Vertebrate herbivores can be effective agents of biological weed control in certain applications. I compared the use of domestic geese for weed control in an agricultural field with the herbicide hexazinone and with hand control. Newly planted spruce seedlings acted as a prototype crop that would be unpalatable to the geese. Trampling by geese led to as much as 47% tree seedling mortality during the 1st yr; this was reduced significantly by either limiting the amount of time the geese spent in the plots or surrounding seedlings with small wire fences. When compared with plots with no weed control, weed control by geese improved the diameter growth of the surviving seedlings by over 100% during the 1st yr of the study, but had no effect in the 2nd yr. The geese controlled a variety of weed species, but were most effective against quackgrass (Agropyron repens).
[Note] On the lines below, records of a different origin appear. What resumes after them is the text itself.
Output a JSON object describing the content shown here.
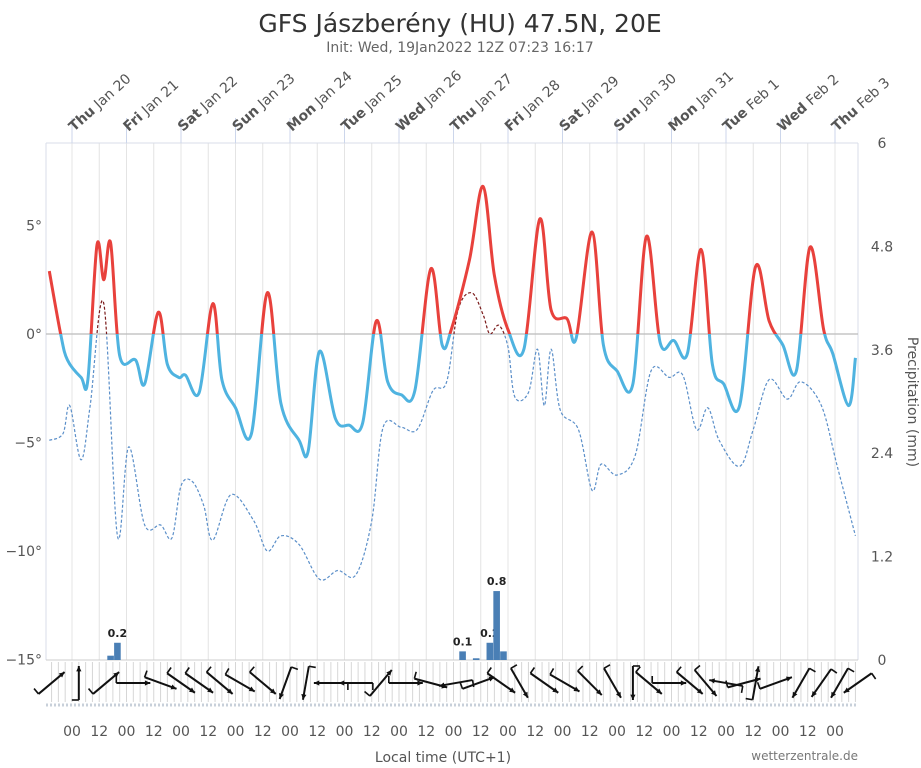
{
  "chart_data": {
    "type": "line",
    "title": "GFS Jászberény (HU) 47.5N, 20E",
    "subtitle": "Init: Wed, 19Jan2022 12Z 07:23 16:17",
    "xlabel": "Local time (UTC+1)",
    "ylabel_right": "Precipitation (mm)",
    "credit": "wetterzentrale.de",
    "top_day_labels": [
      {
        "dow": "Thu",
        "date": "Jan 20"
      },
      {
        "dow": "Fri",
        "date": "Jan 21"
      },
      {
        "dow": "Sat",
        "date": "Jan 22"
      },
      {
        "dow": "Sun",
        "date": "Jan 23"
      },
      {
        "dow": "Mon",
        "date": "Jan 24"
      },
      {
        "dow": "Tue",
        "date": "Jan 25"
      },
      {
        "dow": "Wed",
        "date": "Jan 26"
      },
      {
        "dow": "Thu",
        "date": "Jan 27"
      },
      {
        "dow": "Fri",
        "date": "Jan 28"
      },
      {
        "dow": "Sat",
        "date": "Jan 29"
      },
      {
        "dow": "Sun",
        "date": "Jan 30"
      },
      {
        "dow": "Mon",
        "date": "Jan 31"
      },
      {
        "dow": "Tue",
        "date": "Feb 1"
      },
      {
        "dow": "Wed",
        "date": "Feb 2"
      },
      {
        "dow": "Thu",
        "date": "Feb 3"
      }
    ],
    "bottom_tick_labels": [
      "00",
      "12",
      "00",
      "12",
      "00",
      "12",
      "00",
      "12",
      "00",
      "12",
      "00",
      "12",
      "00",
      "12",
      "00",
      "12",
      "00",
      "12",
      "00",
      "12",
      "00",
      "12",
      "00",
      "12",
      "00",
      "12",
      "00",
      "12",
      "00"
    ],
    "y_left": {
      "ticks": [
        "5°",
        "0°",
        "−5°",
        "−10°",
        "−15°"
      ],
      "values": [
        5,
        0,
        -5,
        -10,
        -15
      ],
      "range": [
        -15,
        8.7
      ]
    },
    "y_right": {
      "ticks": [
        "6",
        "4.8",
        "3.6",
        "2.4",
        "1.2",
        "0"
      ],
      "values": [
        6,
        4.8,
        3.6,
        2.4,
        1.2,
        0
      ],
      "range": [
        0,
        6
      ]
    },
    "colors": {
      "temp_above_zero": "#e8413c",
      "temp_below_zero": "#4fb3e0",
      "dew_above_zero": "#7a1a1a",
      "dew_below_zero": "#5b8fc9",
      "precip": "#4a7fb5",
      "zero_line": "#bbbbbb"
    },
    "series": [
      {
        "kind": "temperature",
        "style": "solid",
        "points": [
          [
            "01-19 14",
            2.9
          ],
          [
            "01-19 19",
            0
          ],
          [
            "01-19 22",
            -1.2
          ],
          [
            "01-20 04",
            -2.0
          ],
          [
            "01-20 07",
            -2.1
          ],
          [
            "01-20 11",
            4.1
          ],
          [
            "01-20 14",
            2.5
          ],
          [
            "01-20 17",
            4.2
          ],
          [
            "01-20 21",
            -1.0
          ],
          [
            "01-21 04",
            -1.2
          ],
          [
            "01-21 08",
            -2.3
          ],
          [
            "01-21 14",
            1.0
          ],
          [
            "01-21 18",
            -1.4
          ],
          [
            "01-21 23",
            -2.0
          ],
          [
            "01-22 02",
            -1.9
          ],
          [
            "01-22 08",
            -2.7
          ],
          [
            "01-22 14",
            1.4
          ],
          [
            "01-22 18",
            -2.1
          ],
          [
            "01-23 00",
            -3.4
          ],
          [
            "01-23 07",
            -4.6
          ],
          [
            "01-23 14",
            1.9
          ],
          [
            "01-23 20",
            -3.2
          ],
          [
            "01-24 04",
            -4.9
          ],
          [
            "01-24 08",
            -5.4
          ],
          [
            "01-24 13",
            -0.8
          ],
          [
            "01-24 20",
            -3.9
          ],
          [
            "01-25 02",
            -4.2
          ],
          [
            "01-25 08",
            -4.1
          ],
          [
            "01-25 14",
            0.6
          ],
          [
            "01-25 19",
            -2.2
          ],
          [
            "01-26 01",
            -2.8
          ],
          [
            "01-26 07",
            -2.6
          ],
          [
            "01-26 14",
            3.0
          ],
          [
            "01-26 19",
            -0.5
          ],
          [
            "01-26 23",
            0.2
          ],
          [
            "01-27 07",
            3.4
          ],
          [
            "01-27 13",
            6.8
          ],
          [
            "01-27 18",
            2.7
          ],
          [
            "01-28 00",
            0.2
          ],
          [
            "01-28 07",
            -0.7
          ],
          [
            "01-28 14",
            5.3
          ],
          [
            "01-28 19",
            1.1
          ],
          [
            "01-29 02",
            0.7
          ],
          [
            "01-29 06",
            -0.2
          ],
          [
            "01-29 13",
            4.7
          ],
          [
            "01-29 18",
            -0.5
          ],
          [
            "01-30 00",
            -1.7
          ],
          [
            "01-30 07",
            -2.3
          ],
          [
            "01-30 13",
            4.5
          ],
          [
            "01-30 19",
            -0.4
          ],
          [
            "01-31 01",
            -0.3
          ],
          [
            "01-31 07",
            -0.9
          ],
          [
            "01-31 13",
            3.9
          ],
          [
            "01-31 18",
            -1.4
          ],
          [
            "01-31 23",
            -2.3
          ],
          [
            "02-01 06",
            -3.3
          ],
          [
            "02-01 13",
            3.1
          ],
          [
            "02-01 19",
            0.6
          ],
          [
            "02-02 01",
            -0.5
          ],
          [
            "02-02 07",
            -1.7
          ],
          [
            "02-02 13",
            4.0
          ],
          [
            "02-02 19",
            0.2
          ],
          [
            "02-02 23",
            -0.9
          ],
          [
            "02-03 06",
            -3.3
          ],
          [
            "02-03 09",
            -1.1
          ]
        ]
      },
      {
        "kind": "dewpoint",
        "style": "dashed",
        "points": [
          [
            "01-19 14",
            -4.9
          ],
          [
            "01-19 20",
            -4.6
          ],
          [
            "01-19 23",
            -3.3
          ],
          [
            "01-20 04",
            -5.8
          ],
          [
            "01-20 08",
            -3.3
          ],
          [
            "01-20 14",
            1.4
          ],
          [
            "01-20 20",
            -9.3
          ],
          [
            "01-21 01",
            -5.2
          ],
          [
            "01-21 08",
            -8.8
          ],
          [
            "01-21 15",
            -8.8
          ],
          [
            "01-21 20",
            -9.4
          ],
          [
            "01-22 00",
            -7.0
          ],
          [
            "01-22 05",
            -6.8
          ],
          [
            "01-22 10",
            -7.9
          ],
          [
            "01-22 14",
            -9.5
          ],
          [
            "01-22 22",
            -7.4
          ],
          [
            "01-23 08",
            -8.6
          ],
          [
            "01-23 14",
            -10.0
          ],
          [
            "01-23 20",
            -9.3
          ],
          [
            "01-24 04",
            -9.7
          ],
          [
            "01-24 13",
            -11.3
          ],
          [
            "01-24 21",
            -10.9
          ],
          [
            "01-25 05",
            -11.1
          ],
          [
            "01-25 12",
            -8.6
          ],
          [
            "01-25 17",
            -4.3
          ],
          [
            "01-26 01",
            -4.3
          ],
          [
            "01-26 08",
            -4.4
          ],
          [
            "01-26 15",
            -2.6
          ],
          [
            "01-26 21",
            -2.2
          ],
          [
            "01-27 02",
            1.1
          ],
          [
            "01-27 08",
            1.9
          ],
          [
            "01-27 13",
            0.9
          ],
          [
            "01-27 16",
            0
          ],
          [
            "01-27 20",
            0.4
          ],
          [
            "01-28 00",
            -0.6
          ],
          [
            "01-28 03",
            -2.9
          ],
          [
            "01-28 09",
            -2.7
          ],
          [
            "01-28 13",
            -0.7
          ],
          [
            "01-28 16",
            -3.3
          ],
          [
            "01-28 19",
            -0.7
          ],
          [
            "01-28 23",
            -3.5
          ],
          [
            "01-29 07",
            -4.4
          ],
          [
            "01-29 13",
            -7.2
          ],
          [
            "01-29 17",
            -6.0
          ],
          [
            "01-30 00",
            -6.5
          ],
          [
            "01-30 08",
            -5.6
          ],
          [
            "01-30 15",
            -1.7
          ],
          [
            "01-30 23",
            -2.0
          ],
          [
            "01-31 05",
            -1.9
          ],
          [
            "01-31 11",
            -4.4
          ],
          [
            "01-31 16",
            -3.4
          ],
          [
            "01-31 21",
            -4.9
          ],
          [
            "02-01 06",
            -6.1
          ],
          [
            "02-01 12",
            -4.4
          ],
          [
            "02-01 19",
            -2.1
          ],
          [
            "02-02 03",
            -3.0
          ],
          [
            "02-02 09",
            -2.2
          ],
          [
            "02-02 18",
            -3.3
          ],
          [
            "02-03 01",
            -6.1
          ],
          [
            "02-03 09",
            -9.3
          ]
        ]
      }
    ],
    "precipitation": [
      {
        "t": "01-20 17",
        "mm": 0.05,
        "label": ""
      },
      {
        "t": "01-20 20",
        "mm": 0.2,
        "label": "0.2"
      },
      {
        "t": "01-27 04",
        "mm": 0.1,
        "label": "0.1"
      },
      {
        "t": "01-27 10",
        "mm": 0.02,
        "label": ""
      },
      {
        "t": "01-27 16",
        "mm": 0.2,
        "label": "0.2"
      },
      {
        "t": "01-27 19",
        "mm": 0.8,
        "label": "0.8"
      },
      {
        "t": "01-27 22",
        "mm": 0.1,
        "label": ""
      }
    ],
    "wind_arrows_heading_deg": [
      [
        "01-19 15",
        50
      ],
      [
        "01-20 03",
        0
      ],
      [
        "01-20 15",
        50
      ],
      [
        "01-21 03",
        90
      ],
      [
        "01-21 15",
        110
      ],
      [
        "01-22 00",
        125
      ],
      [
        "01-22 08",
        125
      ],
      [
        "01-22 17",
        130
      ],
      [
        "01-23 02",
        120
      ],
      [
        "01-23 12",
        130
      ],
      [
        "01-23 22",
        200
      ],
      [
        "01-24 07",
        190
      ],
      [
        "01-24 18",
        270
      ],
      [
        "01-25 05",
        270
      ],
      [
        "01-25 16",
        40
      ],
      [
        "01-26 03",
        90
      ],
      [
        "01-26 14",
        105
      ],
      [
        "01-27 01",
        260
      ],
      [
        "01-27 11",
        70
      ],
      [
        "01-27 21",
        125
      ],
      [
        "01-28 05",
        150
      ],
      [
        "01-28 16",
        125
      ],
      [
        "01-29 01",
        120
      ],
      [
        "01-29 12",
        135
      ],
      [
        "01-29 22",
        150
      ],
      [
        "01-30 07",
        180
      ],
      [
        "01-30 14",
        130
      ],
      [
        "01-30 23",
        90
      ],
      [
        "01-31 08",
        130
      ],
      [
        "01-31 15",
        140
      ],
      [
        "02-01 00",
        280
      ],
      [
        "02-01 08",
        75
      ],
      [
        "02-01 13",
        10
      ],
      [
        "02-01 22",
        70
      ],
      [
        "02-02 09",
        210
      ],
      [
        "02-02 18",
        215
      ],
      [
        "02-03 02",
        210
      ],
      [
        "02-03 10",
        235
      ]
    ]
  }
}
However, grazing effectively selected for unpalatable weed species (including pineapple weed, Matricaria matricarioides, prostrate knotweed, Polygonum aviculare, and wild chamomile, Tripleurospermum phaeocephalum) so that by the end of the 2nd yr plots weeded only by geese had 25 times as much cover of unpalatable species as plots with no weed control. In contrast, the herbicide was ineffective against grass and effective against the unpalatable weed species. A successful integrated weed management strategy would thus require combining geese with another method of weed control, and would include measures to prevent crop trampling.